Eingereicht on 18. Februar 2022 – 10:50

Der Soziologe Wolodymyr Ischtschenko erklärt, warum die Ukraine die Kriegsgefahr geringer einschätzt als der Westen, was seit der Maidan-Revolution 2014 passiert ist und welche Interessen den Friedensprozess blockieren. Interview mit Wolodymyr Ischtschenko geführt von Branko Marcetic.
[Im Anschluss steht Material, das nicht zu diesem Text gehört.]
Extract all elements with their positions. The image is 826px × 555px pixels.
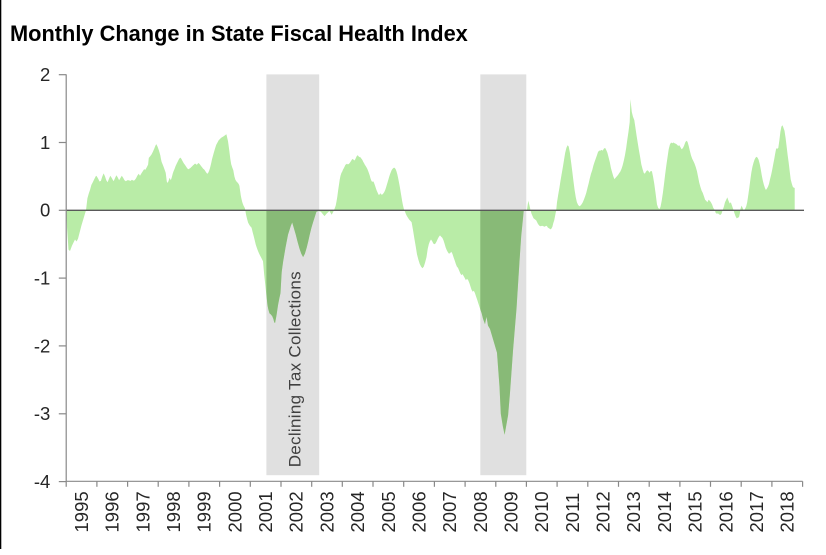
svg-text:Monthly Change in State Fiscal: Monthly Change in State Fiscal Health In… bbox=[10, 21, 468, 46]
svg-text:-2: -2 bbox=[34, 335, 50, 356]
svg-text:2007: 2007 bbox=[439, 491, 460, 532]
svg-text:1995: 1995 bbox=[71, 491, 92, 532]
svg-text:2011: 2011 bbox=[562, 493, 583, 533]
svg-text:-4: -4 bbox=[34, 471, 50, 492]
svg-text:-3: -3 bbox=[34, 403, 50, 424]
svg-text:2012: 2012 bbox=[593, 491, 614, 532]
svg-text:-1: -1 bbox=[34, 268, 50, 289]
svg-text:2014: 2014 bbox=[654, 491, 675, 532]
svg-text:0: 0 bbox=[40, 200, 50, 221]
svg-text:2000: 2000 bbox=[224, 491, 245, 532]
svg-text:1: 1 bbox=[40, 132, 50, 153]
svg-text:2001: 2001 bbox=[255, 491, 276, 532]
svg-text:2005: 2005 bbox=[378, 491, 399, 532]
svg-text:2: 2 bbox=[40, 64, 50, 85]
svg-text:2016: 2016 bbox=[715, 491, 736, 532]
svg-text:2008: 2008 bbox=[470, 491, 491, 532]
svg-text:2015: 2015 bbox=[685, 491, 706, 532]
svg-text:Declining Tax Collections: Declining Tax Collections bbox=[285, 271, 304, 467]
svg-text:2017: 2017 bbox=[746, 491, 767, 532]
svg-text:2018: 2018 bbox=[777, 491, 798, 532]
svg-text:2009: 2009 bbox=[501, 491, 522, 532]
svg-text:2013: 2013 bbox=[623, 491, 644, 532]
svg-text:2002: 2002 bbox=[286, 491, 307, 532]
svg-text:1998: 1998 bbox=[163, 491, 184, 532]
svg-text:1999: 1999 bbox=[194, 491, 215, 532]
svg-text:2006: 2006 bbox=[409, 491, 430, 532]
svg-text:2003: 2003 bbox=[316, 491, 337, 532]
svg-text:2010: 2010 bbox=[531, 491, 552, 532]
svg-text:1996: 1996 bbox=[102, 491, 123, 532]
svg-text:2004: 2004 bbox=[347, 491, 368, 532]
svg-text:1997: 1997 bbox=[132, 491, 153, 532]
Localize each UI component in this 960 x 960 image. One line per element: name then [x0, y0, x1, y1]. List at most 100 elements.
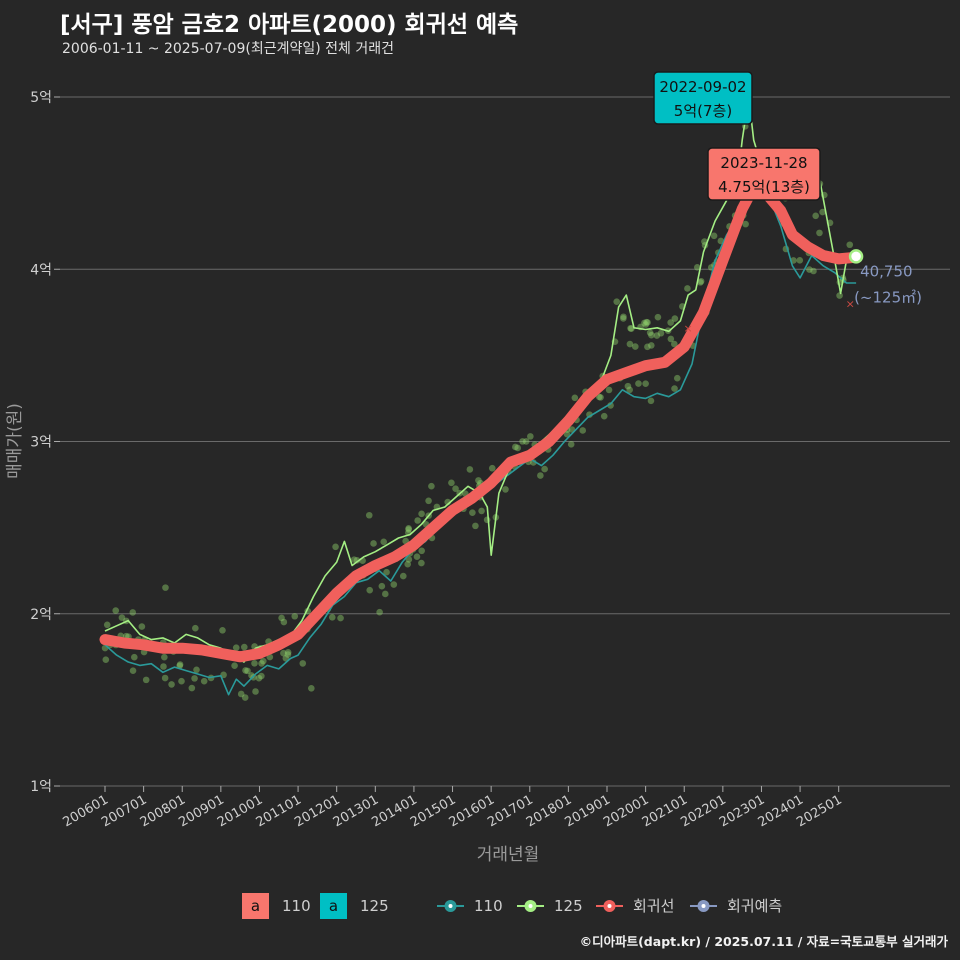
- transaction-point: [353, 557, 361, 564]
- transaction-point: [337, 614, 344, 622]
- y-tick-label: 3억: [30, 435, 52, 451]
- transaction-point: [710, 232, 718, 240]
- transaction-point: [527, 433, 534, 440]
- transaction-point: [796, 256, 804, 264]
- transaction-point: [635, 380, 642, 387]
- transaction-point: [284, 649, 292, 656]
- transaction-point: [231, 662, 238, 669]
- transaction-point: [399, 572, 407, 580]
- transaction-point: [472, 522, 479, 530]
- transaction-point: [607, 402, 614, 409]
- transaction-point: [522, 438, 530, 445]
- transaction-point: [836, 292, 843, 299]
- legend-line-label: 회귀예측: [727, 897, 782, 915]
- transaction-point: [308, 685, 315, 692]
- transaction-point: [291, 612, 299, 620]
- chart-subtitle: 2006-01-11 ~ 2025-07-09(최근계약일) 전체 거래건: [62, 41, 394, 57]
- source-caption: ©디아파트(dapt.kr) / 2025.07.11 / 자료=국토교통부 실…: [579, 934, 948, 949]
- cancel-marker: ×: [683, 322, 692, 335]
- x-axis-label: 거래년월: [477, 845, 540, 865]
- transaction-point: [255, 674, 263, 682]
- transaction-point: [244, 667, 251, 675]
- legend-line-label: 회귀선: [633, 897, 674, 915]
- transaction-point: [118, 614, 126, 621]
- transaction-point: [626, 386, 633, 394]
- transaction-point: [219, 627, 226, 634]
- transaction-point: [365, 511, 373, 519]
- transaction-point: [200, 677, 208, 685]
- transaction-point: [502, 486, 509, 493]
- transaction-point: [613, 298, 621, 305]
- transaction-point: [600, 412, 608, 420]
- transaction-point: [567, 441, 575, 448]
- transaction-point: [697, 279, 704, 286]
- transaction-point: [425, 497, 432, 505]
- prediction-value-label: 40,750: [860, 262, 913, 280]
- transaction-point: [571, 394, 579, 402]
- legend-area-label: 125: [360, 897, 389, 915]
- transaction-point: [258, 672, 265, 680]
- transaction-point: [810, 267, 817, 275]
- transaction-point: [624, 382, 632, 390]
- transaction-point: [328, 613, 336, 621]
- transaction-point: [643, 318, 650, 326]
- transaction-point: [667, 319, 674, 326]
- transaction-point: [816, 229, 823, 237]
- transaction-point: [654, 313, 662, 321]
- legend-line-label: 110: [474, 897, 503, 915]
- series-line-125: [104, 96, 857, 663]
- transaction-point: [519, 438, 526, 445]
- transaction-point: [376, 608, 383, 616]
- legend-area-swatch: [320, 893, 347, 919]
- transaction-point: [350, 556, 358, 564]
- transaction-point: [378, 582, 386, 590]
- transaction-point: [620, 315, 627, 322]
- transaction-point: [299, 660, 307, 667]
- series-regression-line: [99, 174, 862, 663]
- annotation-date: 2023-11-28: [720, 154, 807, 172]
- transaction-point: [161, 674, 169, 682]
- transaction-point: [514, 444, 521, 452]
- transaction-point: [405, 524, 412, 532]
- transaction-point: [641, 319, 648, 327]
- transaction-point: [466, 466, 474, 473]
- transaction-point: [102, 656, 110, 663]
- transaction-point: [232, 644, 240, 651]
- chart-title: [서구] 풍암 금호2 아파트(2000) 회귀선 예측: [60, 12, 519, 38]
- annotation-value: 4.75억(13층): [718, 178, 810, 196]
- transaction-point: [131, 653, 138, 661]
- transaction-point: [742, 220, 749, 228]
- y-tick-label: 5억: [30, 90, 52, 106]
- transaction-point: [448, 479, 455, 487]
- transaction-point: [646, 329, 654, 337]
- transaction-point: [671, 340, 678, 348]
- grid-layer: [60, 96, 950, 787]
- transaction-point: [188, 684, 196, 692]
- y-tick-label: 2억: [30, 607, 52, 623]
- transaction-point: [478, 507, 485, 515]
- transaction-point: [418, 547, 426, 555]
- transaction-point: [693, 264, 701, 271]
- transaction-point: [370, 540, 377, 547]
- transaction-point: [452, 485, 459, 493]
- transaction-point: [671, 385, 678, 392]
- transaction-point: [112, 607, 120, 614]
- transaction-point: [673, 374, 681, 382]
- transaction-point: [428, 482, 435, 490]
- transaction-point: [129, 609, 137, 616]
- transaction-point: [242, 667, 249, 674]
- transaction-point: [413, 553, 421, 561]
- transaction-point: [563, 430, 571, 438]
- transaction-point: [192, 624, 199, 632]
- annotation-value: 5억(7층): [674, 102, 732, 120]
- transaction-point: [846, 241, 854, 249]
- transaction-point: [647, 397, 655, 405]
- transaction-point: [366, 586, 374, 594]
- transaction-point: [806, 266, 813, 273]
- transaction-point: [684, 285, 691, 292]
- series-line-110: [104, 185, 857, 696]
- cancel-marker: ×: [846, 298, 855, 311]
- transaction-point: [414, 517, 421, 524]
- transaction-point: [644, 343, 651, 351]
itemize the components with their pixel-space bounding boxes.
Übersetzung von Thomas Zimmermann

Wer sich auf die etablierten Medien verlassen hat, um die Ereignisse der vergangenen acht Jahre in der Ukraine zu verfolgen, hat sehr wahrscheinlich ein verzerrtes Bild von der Situation im Land.

Wolodymyr Ischtschenko, Soziologe und wissenschaftlicher Mitarbeiter am Osteuropa-Institut der Freien Universität Berlin, schreibt seit Jahren über ukrainische Politik, die Euromaidan-Revolution von 2014 und die komplexen Überschneidungen zwischen Protesten, sozialen Bewegungen und nationalistischen Kräften. Im JACOBIN-Interview erklärt er, was man im Westen über die Ukraine und die anhaltende geopolitische Pattsituation wissen muss.

Warum wird das Risiko einer russischen Invasion in der Ukraine so anders bewertet als zum Beispiel in den USA und Großbritannien?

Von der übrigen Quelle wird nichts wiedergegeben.